Namun, Ignatius, sebagai Bapa Umum, akan mendukung dan membimbing ratusan imam Yesuit yang melakukan perjalanan jauh untuk menyampaikan Injil dan mengajarkan iman. Kita mengetahui setidaknya 7.000 surat yang ditulisnya kepada mereka yang melayani dalam misi Yesuit dan kepada orang lain yang bersamanya sebagai teman dan/atau pembimbing spiritual.
Para imam Yesuit termasuk di antara para pelayan Kristen pertama yang beradaptasi dengan budaya lain untuk memajukan kerajaan Allah. Di mana pun mereka berada, mereka mempelajari bahasa dan berpartisipasi sebisa mungkin dalam urusan budaya dan publik. Mereka menjadi pembuat peta dan ahli matematika, astronom, ahli bahasa, dan dokter.
Serikat Yesus dikenal karena banyaknya sekolah dan universitas Yesuit yang telah didirikan. Namun, aspek kelembagaan Yesuit ini bukanlah bagian dari rencana awal siapa pun. Para Yesuit mulai mendidik para pemuda untuk mempersiapkan mereka lebih baik untuk pembentukan mereka sebagai imam. Akhirnya, orang-orang meminta pendidikan berkualitas tinggi ini untuk anak-anak mereka, terlepas dari apakah mereka akan memasuki imamat atau tidak. Saat ini, kebanyakan orang berpikir tentang universitas ketika mendengar istilah Yesuit . Atau mereka berpikir tentang misionaris awal ke Jepang, Cina, dan penduduk asli di Amerika.
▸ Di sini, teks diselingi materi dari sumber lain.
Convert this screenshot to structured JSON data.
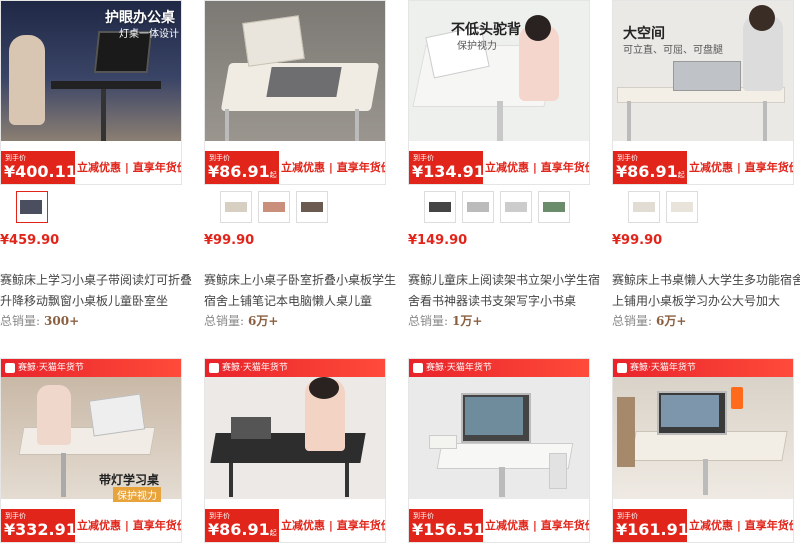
{
  "badge_text": "赛鲸·天猫年货节",
  "tag_label": "到手价",
  "promo": {
    "left": "立减优惠",
    "right": "直享年货价"
  },
  "sales_label": "总销量:",
  "products": [
    {
      "price_tag": "400.11",
      "price": "¥459.90",
      "title": "赛鲸床上学习小桌子带阅读灯可折叠升降移动飘窗小桌板儿童卧室坐",
      "sales": "300+",
      "overlay_title": "护眼办公桌",
      "overlay_sub": "灯桌一体设计",
      "photo_color": "#2b3350",
      "thumbs": 1
    },
    {
      "price_tag": "86.91",
      "price": "¥99.90",
      "title": "赛鲸床上小桌子卧室折叠小桌板学生宿舍上铺笔记本电脑懒人桌儿童",
      "sales": "6万+",
      "overlay_title": "",
      "overlay_sub": "",
      "photo_color": "#8d8a86",
      "thumbs": 3
    },
    {
      "price_tag": "134.91",
      "price": "¥149.90",
      "title": "赛鲸儿童床上阅读架书立架小学生宿舍看书神器读书支架写字小书桌",
      "sales": "1万+",
      "overlay_title": "不低头驼背",
      "overlay_sub": "保护视力",
      "photo_color": "#eef0ee",
      "thumbs": 4
    },
    {
      "price_tag": "86.91",
      "price": "¥99.90",
      "title": "赛鲸床上书桌懒人大学生多功能宿舍上铺用小桌板学习办公大号加大",
      "sales": "6万+",
      "overlay_title": "大空间",
      "overlay_sub": "可立直、可屈、可盘腿",
      "photo_color": "#e9e7e4",
      "thumbs": 2
    },
    {
      "price_tag": "332.91",
      "price": "",
      "title": "",
      "sales": "",
      "overlay_title": "带灯学习桌",
      "overlay_sub": "保护视力",
      "photo_color": "#d9d2c8",
      "thumbs": 0
    },
    {
      "price_tag": "86.91",
      "price": "",
      "title": "",
      "sales": "",
      "overlay_title": "",
      "overlay_sub": "",
      "photo_color": "#ece9e6",
      "thumbs": 0
    },
    {
      "price_tag": "156.51",
      "price": "",
      "title": "",
      "sales": "",
      "overlay_title": "",
      "overlay_sub": "",
      "photo_color": "#eaeaea",
      "thumbs": 0
    },
    {
      "price_tag": "161.91",
      "price": "",
      "title": "",
      "sales": "",
      "overlay_title": "",
      "overlay_sub": "",
      "photo_color": "#e2ddd6",
      "thumbs": 0
    }
  ]
}
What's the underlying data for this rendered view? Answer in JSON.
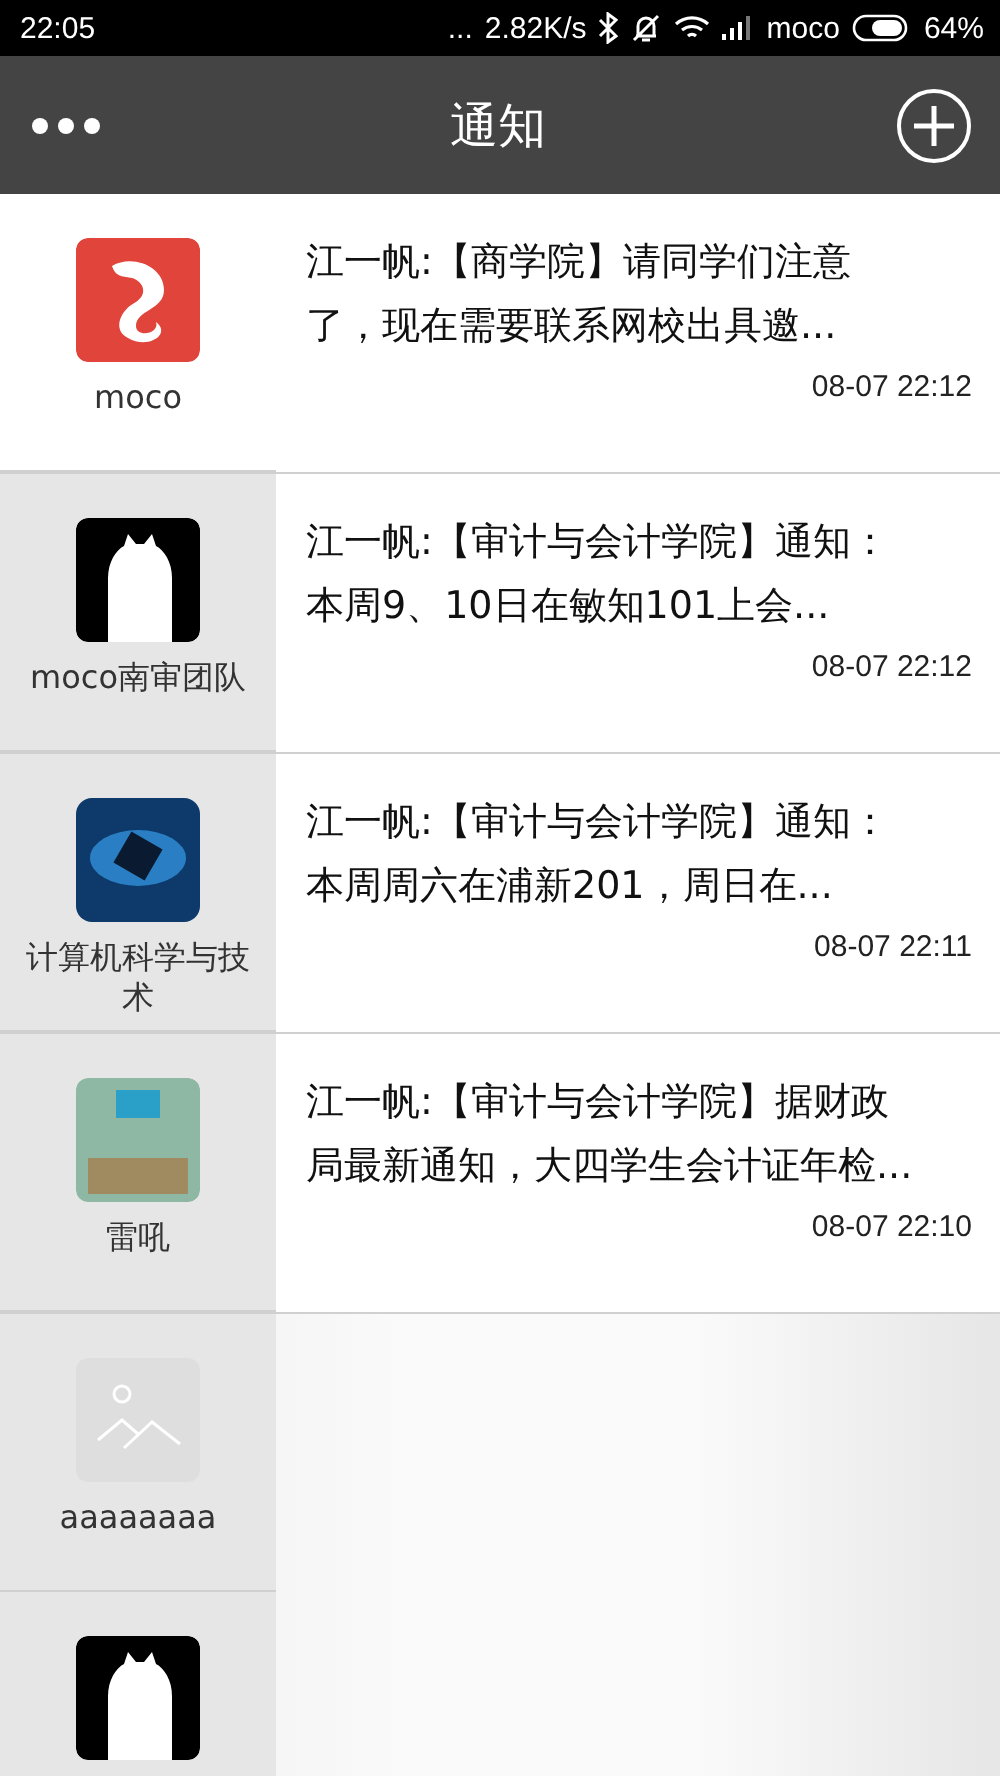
{
  "status_bar": {
    "time": "22:05",
    "more": "...",
    "speed": "2.82K/s",
    "carrier": "moco",
    "battery": "64%"
  },
  "header": {
    "title": "通知"
  },
  "contacts": [
    {
      "name": "moco",
      "kind": "logo",
      "selected": true,
      "message": "江一帆:【商学院】请同学们注意了，现在需要联系网校出具邀...",
      "time": "08-07 22:12"
    },
    {
      "name": "moco南审团队",
      "kind": "cartoon",
      "selected": false,
      "message": "江一帆:【审计与会计学院】通知：本周9、10日在敏知101上会...",
      "time": "08-07 22:12"
    },
    {
      "name": "计算机科学与技术",
      "kind": "emblem",
      "selected": false,
      "message": "江一帆:【审计与会计学院】通知：本周周六在浦新201，周日在...",
      "time": "08-07 22:11"
    },
    {
      "name": "雷吼",
      "kind": "photo",
      "selected": false,
      "message": "江一帆:【审计与会计学院】据财政局最新通知，大四学生会计证年检...",
      "time": "08-07 22:10"
    },
    {
      "name": "aaaaaaaa",
      "kind": "placeholder",
      "selected": false
    },
    {
      "kind": "cartoon",
      "selected": false
    }
  ]
}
Selain kegiatan misi Serikat Yesus, dapat dikatakan bahwa kontribusi Ignatius Loyola yang paling berpengaruh adalah Latihan Rohani, yang ditulis dalam bentuk kasar selama masa sulit dan mencerahkannya di gua Manresa dan kemudian disetujui oleh Paus Paulus III pada tahun 1548. Sebagian besar dari apa yang kita sebut bimbingan rohani saat ini tumbuh dari prinsip-prinsip yang diuraikan Ignatius dalam dokumen yang relatif singkat ini. Ignatius tidak menciptakan prinsip-prinsip ini, dan mungkin dia bukanlah orang pertama yang menemukannya dan meneruskannya kepada orang lain. Namun, bentuknya, seperti yang diberikan dalam Latihan Rohani, telah membantu jutaan orang untuk memperhatikan pertumbuhan dan pemahaman rohani mereka.